As shown by Jeremy Rickard's answer, $S := S_0$ is usually not contained in an indecomposable direct summand. The purpose of this answer is to show the weaker statement
$S$ can be embedded into an indecomposable direct summand of $M$.
Proof: WLOG assume $S \neq 0$. Since $M$ is artinian, it is a direct sum of indecomposable submodules $M_1,..., M_m$. Let $n \le m$ be minimal such that there is an embedding (i.e. an injective hom. of modules) $S \hookrightarrow \oplus_{i=1}^n M_i$. If $n=1$ we are done. If $n > 1$ consider the composition $$S \hookrightarrow \bigoplus_{i=1}^n M_i \twoheadrightarrow \bigoplus_{i=1}^{n-1}M_i$$ If it's kernel is zero, $S$ embedds into $\oplus_{i=1}^{n-1}M_i$, in contradiction to the minimality of $n$. Hence, the kernel is non-zero and by simplicity of $S$, it's $S$, i.e. the composition is the zero map. Hence $$\text{im}(S \hookrightarrow \bigoplus_{i=1}^n M_i) \subseteq \ker(\bigoplus_{i=1}^n M_i \twoheadrightarrow \bigoplus_{i=1}^{n-1}M_i) = M_n$$ Thus the composition $S \hookrightarrow \bigoplus_{i=1}^n M_i \twoheadrightarrow M_n$ is injective. QED.
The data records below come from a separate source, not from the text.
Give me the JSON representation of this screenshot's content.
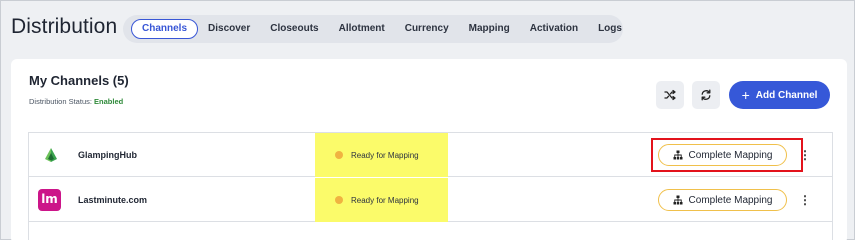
{
  "header": {
    "title": "Distribution",
    "tabs": [
      {
        "label": "Channels",
        "active": true
      },
      {
        "label": "Discover",
        "active": false
      },
      {
        "label": "Closeouts",
        "active": false
      },
      {
        "label": "Allotment",
        "active": false
      },
      {
        "label": "Currency",
        "active": false
      },
      {
        "label": "Mapping",
        "active": false
      },
      {
        "label": "Activation",
        "active": false
      },
      {
        "label": "Logs",
        "active": false
      }
    ]
  },
  "channels_card": {
    "title": "My Channels (5)",
    "status_label": "Distribution Status:",
    "status_value": "Enabled",
    "shuffle_icon": "shuffle-icon",
    "refresh_icon": "refresh-icon",
    "add_button_label": "Add Channel"
  },
  "rows": [
    {
      "name": "GlampingHub",
      "logo": "glampinghub-logo",
      "status": "Ready for Mapping",
      "action_label": "Complete Mapping"
    },
    {
      "name": "Lastminute.com",
      "logo": "lm",
      "status": "Ready for Mapping",
      "action_label": "Complete Mapping"
    }
  ],
  "colors": {
    "accent": "#3658d8",
    "status_dot": "#f0b341",
    "enabled": "#2f8a3a",
    "highlight": "#fbfb6a",
    "annotation_box": "#e3131c",
    "lastminute_brand": "#cc1589",
    "glampinghub_brand": "#3aa34f"
  }
}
Edit: Simpler proof: From $M=\oplus_{i=1}^m M_i$ we have $Hom(S,M)\cong \oplus_i Hom(S,M_i)$ and since the LHS is non-zero (it has the inclusion map), there is $i$ such that $Hom(S,M_i) \neq 0$. Let $0 \neq f: S \to M_i$ be a hom. By simplicity of $S$ we conclude $\ker f = 0$, i.e. $f$ is an embedding.